Albiglutide (Tanzeum)
Albiglutide is a GLP-1 receptor agonist consisting of a tandem repeat of modified human GLP-1 sequences fused to human albumin, creating a protein of approximately 73 kilodaltons with extended pharmacokinetic properties. The albumin fusion technology allows for once-weekly dosing by delaying renal clearance and protecting the peptide from enzymatic degradation. By activating GLP-1 receptors, albiglutide enhances glucose-dependent insulin secretion and suppresses inappropriate glucagon release in patients with type 2 diabetes.
Taspoglutide
Taspoglutide is a long-acting glucagon-like peptide-1 (GLP-1) receptor agonist derived from human GLP-1 with amino acid substitutions designed to resist dipeptidyl peptidase-4 degradation and extend duration of action. The peptide activates pancreatic GLP-1 receptors to promote glucose-dependent insulin secretion, inhibit glucagon release, and slow gastric emptying. Its structural modifications were intended to support once-weekly administration for the treatment of type 2 diabetes mellitus.
Pemvidutide
Pemvidutide is a dual receptor agonist targeting both glucagon-like peptide-1 (GLP-1) and glucagon receptors, designed to combine the insulinotropic and appetite-suppressing effects of GLP-1 with the energy expenditure and lipolytic actions of glucagon. This balanced co-agonist strategy aims to achieve superior weight loss and metabolic benefits compared to GLP-1 monotherapy while mitigating the hyperglycemic effects of isolated glucagon receptor activation. The peptide architecture incorporates amino acid modifications to optimize receptor binding affinity and pharmacokinetic duration.
Cagrilintide
Cagrilintide is a long-acting amylin analogue engineered with structural modifications to extend half-life and enable once-weekly dosing for the treatment of obesity and type 2 diabetes. Amylin is a 37-amino-acid neuroendocrine hormone co-secreted with insulin that reduces food intake by slowing gastric emptying, enhancing satiety, and modulating central appetite pathways.
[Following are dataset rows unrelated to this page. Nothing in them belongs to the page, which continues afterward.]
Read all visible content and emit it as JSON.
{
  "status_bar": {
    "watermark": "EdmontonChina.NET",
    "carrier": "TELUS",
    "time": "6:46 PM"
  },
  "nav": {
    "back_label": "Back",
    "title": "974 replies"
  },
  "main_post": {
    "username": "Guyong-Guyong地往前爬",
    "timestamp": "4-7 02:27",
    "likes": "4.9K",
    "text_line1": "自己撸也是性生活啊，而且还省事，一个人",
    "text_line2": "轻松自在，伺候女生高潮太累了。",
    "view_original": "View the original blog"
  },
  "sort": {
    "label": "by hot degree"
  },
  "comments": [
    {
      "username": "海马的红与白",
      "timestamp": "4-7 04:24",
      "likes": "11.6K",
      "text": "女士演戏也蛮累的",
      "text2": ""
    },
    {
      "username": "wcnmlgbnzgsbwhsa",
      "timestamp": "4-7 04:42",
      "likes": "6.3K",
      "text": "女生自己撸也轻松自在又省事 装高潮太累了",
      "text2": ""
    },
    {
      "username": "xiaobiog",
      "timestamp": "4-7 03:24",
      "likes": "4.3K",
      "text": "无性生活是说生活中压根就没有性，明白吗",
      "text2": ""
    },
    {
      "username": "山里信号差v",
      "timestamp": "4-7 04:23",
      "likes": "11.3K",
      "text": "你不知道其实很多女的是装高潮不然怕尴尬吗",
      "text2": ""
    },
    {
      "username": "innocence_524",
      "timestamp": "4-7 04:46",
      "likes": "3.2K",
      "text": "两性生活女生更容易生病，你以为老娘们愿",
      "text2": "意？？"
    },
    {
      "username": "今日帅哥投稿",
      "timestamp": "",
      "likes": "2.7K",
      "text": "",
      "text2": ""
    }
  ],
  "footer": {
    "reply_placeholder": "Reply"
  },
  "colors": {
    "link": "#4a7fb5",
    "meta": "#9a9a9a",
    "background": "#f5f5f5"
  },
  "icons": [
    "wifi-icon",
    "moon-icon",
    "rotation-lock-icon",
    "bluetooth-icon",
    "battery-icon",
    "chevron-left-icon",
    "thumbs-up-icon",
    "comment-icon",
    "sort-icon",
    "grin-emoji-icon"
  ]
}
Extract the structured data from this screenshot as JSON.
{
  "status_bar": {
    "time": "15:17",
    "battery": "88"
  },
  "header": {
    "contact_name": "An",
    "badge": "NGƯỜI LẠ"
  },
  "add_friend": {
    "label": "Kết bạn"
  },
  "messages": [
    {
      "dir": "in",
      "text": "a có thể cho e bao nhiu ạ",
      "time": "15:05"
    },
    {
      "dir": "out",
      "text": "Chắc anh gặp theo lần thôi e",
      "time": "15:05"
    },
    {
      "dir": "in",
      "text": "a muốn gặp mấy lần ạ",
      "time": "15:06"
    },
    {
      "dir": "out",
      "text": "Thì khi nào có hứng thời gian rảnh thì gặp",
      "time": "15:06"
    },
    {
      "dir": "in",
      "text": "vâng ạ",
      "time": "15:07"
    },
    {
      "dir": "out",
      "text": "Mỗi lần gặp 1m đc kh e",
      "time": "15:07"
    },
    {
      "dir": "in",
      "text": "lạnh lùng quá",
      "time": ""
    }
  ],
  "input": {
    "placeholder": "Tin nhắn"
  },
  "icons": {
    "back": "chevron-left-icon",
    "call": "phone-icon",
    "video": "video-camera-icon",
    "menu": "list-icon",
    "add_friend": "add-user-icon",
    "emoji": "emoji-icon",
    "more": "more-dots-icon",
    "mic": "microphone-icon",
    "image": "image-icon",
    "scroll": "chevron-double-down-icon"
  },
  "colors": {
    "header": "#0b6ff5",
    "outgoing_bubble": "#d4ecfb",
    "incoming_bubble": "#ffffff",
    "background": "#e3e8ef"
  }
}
Cagrilintide selectively activates amylin receptors in the area postrema and other key brain regions involved in energy homeostasis.
Enlicitide
Enlicitide is an investigational peptide agonist designed to modulate metabolic pathways involved in energy balance and glucose homeostasis. Limited publicly available structural and mechanistic data suggest it may target incretin or related neuroendocrine pathways, though detailed receptor pharmacology has not been fully disclosed in the peer-reviewed literature. The compound is being explored for potential applications in obesity and metabolic disorders.